Christianity And Its Various Forms In Hungary
The wide majority of the population identifies as Roman Catholic. This is in continuation with the historical tradition on which the state was formed. In essence, Roman Catholicism was the state religion until as late as 16th century. Roman Catholics still form the single largest religious entity with 37.1 % of the people. However, it is important to note that despite being the largest group, this is no longer in clear majority and the share in populace can be observed for evidence of a declining trend.
Quite a lot of Christians have converted from Roman Catholics to the Reformed Church of Hungary. The Reformation dates back to the 16th century when Lutheranism and later Calvinism swept the population. The Reformed Church, along with numerous other minor Protestant Christian denominations, forms about 13.8% of the total population of Hungary.
Only about 1.8% of the people in Hungary practice Greek Catholic Christianity.
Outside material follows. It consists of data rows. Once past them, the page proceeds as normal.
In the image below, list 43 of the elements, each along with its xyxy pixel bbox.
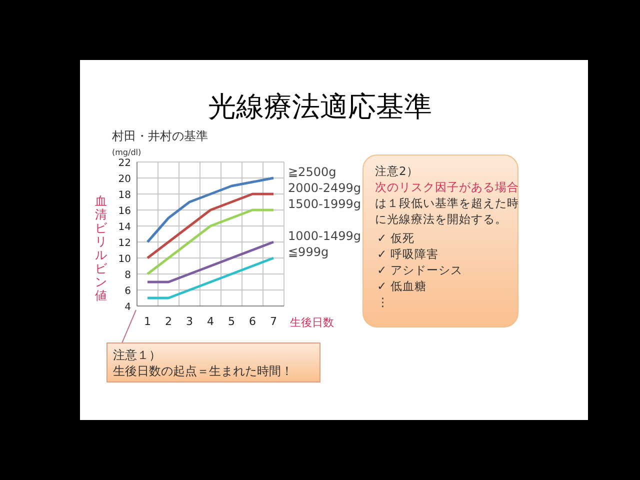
series-label: 1000-1499g — [288, 229, 362, 243]
chart-subtitle: 村田・井村の基準 — [111, 129, 208, 143]
series-label: 2000-2499g — [288, 181, 362, 195]
chart-title: 光線療法適応基準 — [208, 90, 432, 123]
y-axis-title: 血清ビリルビン値 — [95, 194, 108, 302]
x-tick-label: 7 — [270, 315, 277, 328]
series-label: ≦999g — [288, 245, 329, 259]
text: 生後日数の起点＝生まれた時間！ — [113, 364, 293, 378]
y-tick-label: 22 — [118, 158, 131, 169]
y-tick-label: 12 — [118, 238, 131, 249]
x-tick-label: 2 — [165, 315, 172, 328]
text: に光線療法を開始する。 — [375, 212, 507, 226]
y-tick-label: 10 — [118, 254, 131, 265]
text: ✓ 仮死 — [377, 231, 414, 245]
y-tick-label: 18 — [118, 190, 131, 201]
line-series — [146, 176, 275, 244]
x-tick-label: 4 — [207, 315, 214, 328]
line-series — [146, 192, 275, 260]
text: 注意１） — [113, 348, 161, 362]
text: 注意2） — [375, 164, 418, 178]
y-tick-label: 4 — [124, 302, 131, 313]
y-tick-label: 20 — [118, 174, 131, 185]
x-tick-label: 3 — [186, 315, 193, 328]
text: ✓ アシドーシス — [377, 263, 462, 277]
text: は１段低い基準を超えた時 — [375, 196, 519, 210]
text: 次のリスク因子がある場合 — [375, 180, 519, 194]
y-tick-label: 14 — [118, 222, 131, 233]
x-axis-title: 生後日数 — [290, 316, 334, 329]
y-tick-label: 8 — [124, 270, 131, 281]
line-series — [146, 256, 275, 300]
y-tick-label: 6 — [124, 286, 131, 297]
series-label: ≧2500g — [288, 165, 336, 179]
text: ⋮ — [377, 295, 388, 309]
text: (mg/dl) — [112, 148, 142, 157]
text: ✓ 呼吸障害 — [377, 247, 438, 261]
text: ✓ 低血糖 — [377, 279, 426, 293]
line-series — [146, 208, 275, 276]
y-tick-label: 16 — [118, 206, 131, 217]
x-tick-label: 5 — [228, 315, 235, 328]
x-tick-label: 1 — [144, 315, 151, 328]
line-series — [146, 240, 275, 284]
x-tick-label: 6 — [249, 315, 256, 328]
series-label: 1500-1999g — [288, 197, 362, 211]
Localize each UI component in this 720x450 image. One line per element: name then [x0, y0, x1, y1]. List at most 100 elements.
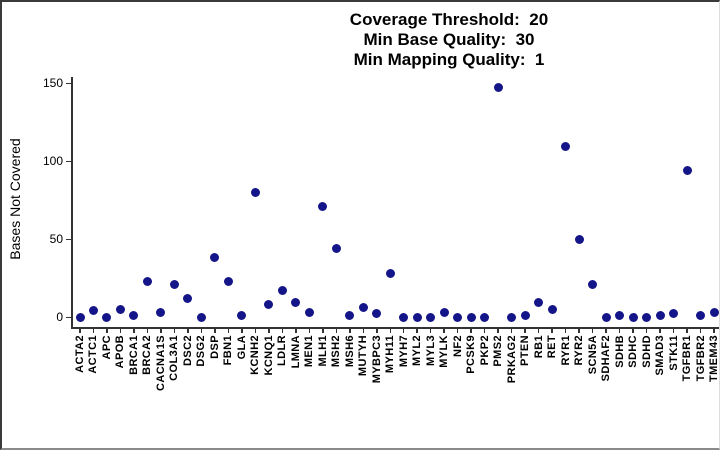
- gene-label-dsg2: DSG2: [195, 335, 208, 367]
- gene-label-mutyh: MUTYH: [357, 335, 370, 377]
- data-point-mlh1: [318, 201, 328, 211]
- x-tick-mark: [551, 328, 553, 333]
- x-tick-mark: [214, 328, 216, 333]
- gene-label-sdhb: SDHB: [613, 335, 626, 368]
- x-tick-mark: [349, 328, 351, 333]
- x-tick-mark: [241, 328, 243, 333]
- data-point-sdhc: [628, 312, 638, 322]
- data-point-pcsk9: [466, 312, 476, 322]
- gene-label-men1: MEN1: [303, 335, 316, 368]
- data-point-actc1: [88, 306, 98, 316]
- data-point-tgfbr2: [696, 310, 705, 320]
- x-tick-mark: [322, 328, 324, 333]
- gene-label-dsc2: DSC2: [181, 335, 194, 366]
- x-tick-mark: [92, 328, 95, 333]
- x-tick-mark: [591, 328, 594, 333]
- data-point-sdhaf2: [601, 312, 611, 322]
- data-point-col3a1: [169, 279, 179, 289]
- x-tick-mark: [713, 328, 715, 333]
- data-point-msh2: [331, 243, 341, 253]
- data-point-dsc2: [183, 293, 193, 303]
- x-tick-mark: [524, 328, 526, 333]
- x-tick-mark: [456, 328, 459, 333]
- x-tick-mark: [308, 328, 311, 333]
- gene-label-msh2: MSH2: [330, 335, 343, 368]
- x-tick-mark: [443, 328, 445, 333]
- data-point-tmem43: [709, 307, 719, 317]
- x-tick-mark: [200, 328, 203, 333]
- x-tick-mark: [146, 328, 149, 333]
- y-tick-mark: [66, 316, 71, 318]
- y-tick-label: 0: [56, 310, 63, 324]
- gene-label-pms2: PMS2: [492, 335, 505, 367]
- gene-label-pten: PTEN: [519, 335, 532, 366]
- data-point-apc: [102, 312, 112, 322]
- gene-label-ryr2: RYR2: [573, 335, 586, 366]
- gene-label-pkp2: PKP2: [478, 335, 491, 366]
- gene-label-prkag2: PRKAG2: [505, 335, 518, 384]
- x-tick-mark: [389, 328, 391, 333]
- data-point-ryr1: [561, 142, 571, 152]
- x-tick-mark: [362, 328, 365, 333]
- gene-label-cacna1s: CACNA1S: [154, 335, 167, 391]
- x-tick-mark: [173, 328, 176, 333]
- data-point-brca2: [142, 276, 152, 286]
- x-tick-mark: [537, 328, 540, 333]
- title-min-mapping-quality: Min Mapping Quality: 1: [353, 50, 545, 69]
- y-axis-line: [71, 77, 73, 328]
- x-tick-mark: [376, 328, 378, 333]
- x-tick-mark: [470, 328, 472, 333]
- data-point-men1: [304, 307, 314, 317]
- plot-title: Coverage Threshold: 20 Min Base Quality:…: [182, 10, 716, 70]
- data-point-dsg2: [196, 312, 206, 322]
- data-point-acta2: [75, 312, 85, 322]
- data-point-pkp2: [480, 312, 490, 322]
- x-tick-mark: [79, 328, 81, 333]
- data-point-brca1: [129, 310, 139, 320]
- data-point-smad3: [655, 310, 665, 320]
- x-tick-mark: [227, 328, 230, 333]
- gene-label-smad3: SMAD3: [654, 335, 667, 376]
- title-coverage-threshold: Coverage Threshold: 20: [349, 10, 549, 29]
- x-tick-mark: [645, 328, 648, 333]
- data-point-pten: [520, 310, 530, 320]
- data-point-kcnq1: [264, 300, 274, 310]
- x-tick-mark: [672, 328, 675, 333]
- x-tick-mark: [686, 328, 688, 333]
- gene-label-col3a1: COL3A1: [168, 335, 181, 381]
- data-point-kcnh2: [250, 187, 260, 197]
- gene-label-mylk: MYLK: [438, 335, 451, 368]
- gene-label-myl3: MYL3: [424, 335, 437, 366]
- gene-label-ret: RET: [546, 335, 559, 359]
- gene-label-scn5a: SCN5A: [586, 335, 599, 375]
- gene-label-ryr1: RYR1: [559, 335, 572, 366]
- gene-label-tmem43: TMEM43: [708, 335, 720, 383]
- x-tick-mark: [605, 328, 607, 333]
- data-point-lmna: [291, 298, 301, 308]
- gene-label-apc: APC: [100, 335, 113, 360]
- data-point-pms2: [493, 83, 503, 93]
- gene-label-stk11: STK11: [667, 335, 680, 371]
- x-tick-mark: [106, 328, 108, 333]
- data-point-myl3: [426, 312, 436, 322]
- gene-label-sdhc: SDHC: [627, 335, 640, 368]
- gene-label-brca1: BRCA1: [127, 335, 140, 375]
- data-point-fbn1: [223, 276, 233, 286]
- data-point-ret: [547, 304, 557, 314]
- data-point-tgfbr1: [682, 165, 692, 175]
- data-point-stk11: [669, 309, 679, 319]
- data-point-nf2: [453, 312, 463, 322]
- gene-label-dsp: DSP: [208, 335, 221, 359]
- gene-label-sdhaf2: SDHAF2: [600, 335, 613, 382]
- x-tick-mark: [295, 328, 297, 333]
- x-tick-mark: [497, 328, 499, 333]
- x-tick-mark: [483, 328, 486, 333]
- gene-label-fbn1: FBN1: [222, 335, 235, 366]
- gene-label-gla: GLA: [235, 335, 248, 360]
- data-point-dsp: [210, 253, 220, 263]
- data-point-mylk: [439, 307, 449, 317]
- gene-label-actc1: ACTC1: [87, 335, 100, 374]
- x-tick-mark: [699, 328, 702, 333]
- y-tick-label: 100: [42, 154, 63, 168]
- gene-label-tgfbr2: TGFBR2: [694, 335, 707, 382]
However, this is a group of very loyal Christians who work on the preservation of their faith. The Greek Catholic Church buildings are famous for their architecture and are subject to numerous visits from tourists and locals alike.
Other Religious Affiliations
The other major religions practiced in Hungary are Judaism, Islam, Buddhism and Paganism. Despite the various faiths practiced, the total number is mightily overshadowed by Christianity with only 1.9% of people accounting for all these other religious affiliations. Of these Judaism has the largest share with 0.1 % and the rest account for less than that. However, Hungarians are very tolerant and respectful of minorities and the freedom to practice their faith is given to all citizens.
Atheism or Agnosticism
A total of about 18.2% Hungarians do not believe in a God or proclaim themselves as non-religious. Of these, only 1.5% identify themselves as atheists while the other 16.7% declare themselves as non-religious but do not discount the possibility of there being a God. This trend is fairly modern and can only be dated back to the last two decades and these numbers are expected to be higher in the future as more modernistic thoughts pave their way into the Hungarian society.
Religion In Modern Times In Hungary
A large number of Hungarian citizens did not choose to declare their religious beliefs which may show indecisiveness or a state of transition. Either way, it provides a very interesting contrast to the history when Christianity, and specifically Roman Catholicism, was the major religions. The shift in religious thought process is also in line as reflected in the rest of the European nations.